А Юлия вряд ли появится, последнее ее письмо – чудесное созвучие души и плоти, божественная, единственный раз в жизни вспыхивающая откровенность, откровение, навороженная звезда, бессмертная и совсем близкая. И я перечитываю в который раз письмо и удивляюсь ее любви, как удивляется она своей любви, посетившей ее после стольких лет ожидания.
Однажды свояченица застает меня за чтением этого письма (я замечаю ее слишком поздно, а она с интересом и волнением смотрит на мое лицо), счастливой смертной силой наполнившего все мое существо.
– Что с тобой? – говорит свояченица, – что ты читаешь?
Я молча ухожу в сад, а вернувшись через время, с сумасшедшей тщательностью прячу письмо.
Перо снова в моих руках, завтра праздник, а я давно пообещал меценату некое невинное античное подношение, старую историю о страдании и мести.

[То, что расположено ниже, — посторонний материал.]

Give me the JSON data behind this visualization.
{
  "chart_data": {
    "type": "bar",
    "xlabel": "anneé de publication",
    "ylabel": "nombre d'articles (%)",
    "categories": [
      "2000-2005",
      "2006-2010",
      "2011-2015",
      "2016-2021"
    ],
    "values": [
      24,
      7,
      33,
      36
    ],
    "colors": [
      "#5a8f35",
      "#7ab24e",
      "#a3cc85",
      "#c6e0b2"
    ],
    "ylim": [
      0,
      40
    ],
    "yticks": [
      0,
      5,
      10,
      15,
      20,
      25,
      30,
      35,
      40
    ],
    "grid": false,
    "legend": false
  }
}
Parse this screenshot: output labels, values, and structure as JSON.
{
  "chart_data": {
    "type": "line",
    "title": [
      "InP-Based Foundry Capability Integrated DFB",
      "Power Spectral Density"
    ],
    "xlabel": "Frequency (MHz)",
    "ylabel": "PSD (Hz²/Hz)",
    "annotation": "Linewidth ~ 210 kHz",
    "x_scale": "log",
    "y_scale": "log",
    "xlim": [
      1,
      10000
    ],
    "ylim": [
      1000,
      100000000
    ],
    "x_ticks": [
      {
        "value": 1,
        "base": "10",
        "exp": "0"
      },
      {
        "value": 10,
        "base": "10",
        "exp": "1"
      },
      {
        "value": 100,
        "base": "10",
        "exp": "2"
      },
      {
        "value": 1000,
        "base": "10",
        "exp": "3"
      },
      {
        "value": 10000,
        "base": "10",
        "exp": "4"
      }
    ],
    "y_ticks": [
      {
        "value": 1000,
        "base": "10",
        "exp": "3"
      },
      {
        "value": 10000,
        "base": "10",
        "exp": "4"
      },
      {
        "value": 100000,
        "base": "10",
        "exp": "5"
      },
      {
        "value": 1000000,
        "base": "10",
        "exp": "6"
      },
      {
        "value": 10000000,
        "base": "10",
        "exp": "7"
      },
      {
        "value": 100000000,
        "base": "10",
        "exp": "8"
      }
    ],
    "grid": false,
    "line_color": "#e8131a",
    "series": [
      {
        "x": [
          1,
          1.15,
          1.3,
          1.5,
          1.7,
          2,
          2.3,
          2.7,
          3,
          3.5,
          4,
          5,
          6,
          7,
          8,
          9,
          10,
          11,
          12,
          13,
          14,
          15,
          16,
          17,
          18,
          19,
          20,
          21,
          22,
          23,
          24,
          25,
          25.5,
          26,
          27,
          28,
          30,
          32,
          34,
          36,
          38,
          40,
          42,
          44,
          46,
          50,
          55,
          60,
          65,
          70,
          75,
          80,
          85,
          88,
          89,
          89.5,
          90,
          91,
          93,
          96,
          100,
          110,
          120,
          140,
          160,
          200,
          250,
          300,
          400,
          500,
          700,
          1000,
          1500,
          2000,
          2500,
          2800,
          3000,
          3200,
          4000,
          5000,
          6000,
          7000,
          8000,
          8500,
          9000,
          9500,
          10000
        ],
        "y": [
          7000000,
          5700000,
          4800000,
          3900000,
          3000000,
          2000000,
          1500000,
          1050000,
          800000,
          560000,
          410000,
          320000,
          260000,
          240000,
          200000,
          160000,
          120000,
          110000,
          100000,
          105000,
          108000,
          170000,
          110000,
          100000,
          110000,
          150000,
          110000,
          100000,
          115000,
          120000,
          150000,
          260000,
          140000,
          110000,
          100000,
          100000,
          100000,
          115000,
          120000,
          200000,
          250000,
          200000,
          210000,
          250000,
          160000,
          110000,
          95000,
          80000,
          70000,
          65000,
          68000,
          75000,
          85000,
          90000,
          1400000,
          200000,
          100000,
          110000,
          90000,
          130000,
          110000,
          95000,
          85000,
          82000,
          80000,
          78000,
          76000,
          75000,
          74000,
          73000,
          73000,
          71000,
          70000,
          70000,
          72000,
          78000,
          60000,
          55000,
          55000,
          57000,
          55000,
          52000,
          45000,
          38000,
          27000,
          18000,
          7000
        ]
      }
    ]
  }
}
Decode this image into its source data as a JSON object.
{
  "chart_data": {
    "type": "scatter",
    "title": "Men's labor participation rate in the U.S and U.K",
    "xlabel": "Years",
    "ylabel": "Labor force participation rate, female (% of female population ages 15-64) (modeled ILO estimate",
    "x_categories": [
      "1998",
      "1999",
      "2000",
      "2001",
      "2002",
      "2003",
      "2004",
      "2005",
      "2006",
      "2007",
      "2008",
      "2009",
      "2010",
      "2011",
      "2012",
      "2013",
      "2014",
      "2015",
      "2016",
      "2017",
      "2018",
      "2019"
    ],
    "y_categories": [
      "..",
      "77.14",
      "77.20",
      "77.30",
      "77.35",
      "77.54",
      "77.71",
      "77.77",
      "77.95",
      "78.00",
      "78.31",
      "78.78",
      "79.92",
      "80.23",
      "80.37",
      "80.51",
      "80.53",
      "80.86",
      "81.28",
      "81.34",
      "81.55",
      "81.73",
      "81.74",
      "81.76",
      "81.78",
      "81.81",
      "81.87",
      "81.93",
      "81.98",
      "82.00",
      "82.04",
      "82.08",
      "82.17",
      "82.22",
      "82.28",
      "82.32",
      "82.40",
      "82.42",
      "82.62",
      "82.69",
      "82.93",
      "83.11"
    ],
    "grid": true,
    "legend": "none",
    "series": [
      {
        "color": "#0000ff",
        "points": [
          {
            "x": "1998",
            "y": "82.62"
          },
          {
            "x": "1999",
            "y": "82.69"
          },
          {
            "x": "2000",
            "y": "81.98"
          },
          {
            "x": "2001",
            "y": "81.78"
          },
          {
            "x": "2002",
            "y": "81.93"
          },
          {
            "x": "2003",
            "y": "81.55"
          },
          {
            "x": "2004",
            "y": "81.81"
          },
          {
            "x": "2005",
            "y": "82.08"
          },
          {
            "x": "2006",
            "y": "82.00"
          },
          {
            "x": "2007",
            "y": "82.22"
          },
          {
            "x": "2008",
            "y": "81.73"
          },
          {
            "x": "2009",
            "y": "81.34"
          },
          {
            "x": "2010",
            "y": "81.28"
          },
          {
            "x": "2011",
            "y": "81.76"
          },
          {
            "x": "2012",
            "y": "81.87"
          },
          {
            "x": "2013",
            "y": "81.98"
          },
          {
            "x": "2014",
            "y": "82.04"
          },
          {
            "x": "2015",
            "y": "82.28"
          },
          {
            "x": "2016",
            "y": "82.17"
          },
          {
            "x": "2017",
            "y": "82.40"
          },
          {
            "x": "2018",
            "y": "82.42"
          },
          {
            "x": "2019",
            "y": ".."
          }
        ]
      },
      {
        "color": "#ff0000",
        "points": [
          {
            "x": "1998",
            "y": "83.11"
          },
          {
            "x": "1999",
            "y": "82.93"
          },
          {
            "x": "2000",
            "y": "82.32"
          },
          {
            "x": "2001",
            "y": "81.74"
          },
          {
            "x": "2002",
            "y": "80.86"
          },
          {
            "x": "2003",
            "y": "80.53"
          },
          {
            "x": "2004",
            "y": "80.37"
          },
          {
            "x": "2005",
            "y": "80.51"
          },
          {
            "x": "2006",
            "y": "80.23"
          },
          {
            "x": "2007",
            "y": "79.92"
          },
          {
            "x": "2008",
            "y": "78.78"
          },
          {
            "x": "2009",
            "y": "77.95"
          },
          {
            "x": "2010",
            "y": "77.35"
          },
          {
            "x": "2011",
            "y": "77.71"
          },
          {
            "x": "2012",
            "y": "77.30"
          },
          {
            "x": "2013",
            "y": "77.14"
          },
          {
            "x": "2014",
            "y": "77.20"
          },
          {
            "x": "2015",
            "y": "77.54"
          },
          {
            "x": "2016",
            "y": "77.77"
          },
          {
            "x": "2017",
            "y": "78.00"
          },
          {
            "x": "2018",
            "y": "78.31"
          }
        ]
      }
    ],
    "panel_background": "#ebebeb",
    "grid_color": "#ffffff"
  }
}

Дерзкий острый луч пробивается сквозь шторы и застывает на кончике влажного пера, чернила высыхают. Невесть откуда взявшаяся ящерица бесстрастно наблюдает за перемещениями пера от чернильницы к листу наперегонки с беспечным лучом, едва касающихся бегущих строчек:
Забвение стерло их голоса, чудесные профили, – говорил Септимий, – эти двое – не более чем отзвук, блуждающий в наших душах, отзвук не двадцатиструнной лиры, а юного года, плывущего счастливой мелодией над печальными ночными дорогами; эти двое знакомы мне, теперь они оба в Аиде, тени без лика, в толпе иных скорбных теней.
– Постой, Септимий, – заговорила Лаида, – эти двое жили давно, как могли мы разглядеть? Не боги ли вернули их, чтобы напомнить нам о чем-то?
– Постой, Септимий, – улыбнулась Октавия, – не лишние ли глотки сатириона были тому виной? Да и кто первым увидел этих двоих, явно затеявших представление в парке?
– Сатирион? – задумался Септимий.
Проносятся годы не только от нас. Дело не в сатирионе, а в том, что внезапно пронзает нас – и забвение бессильно, пусть даже его нашлют беспечальные боги.
«Сатура» – сокр. вариант (прим. ред.).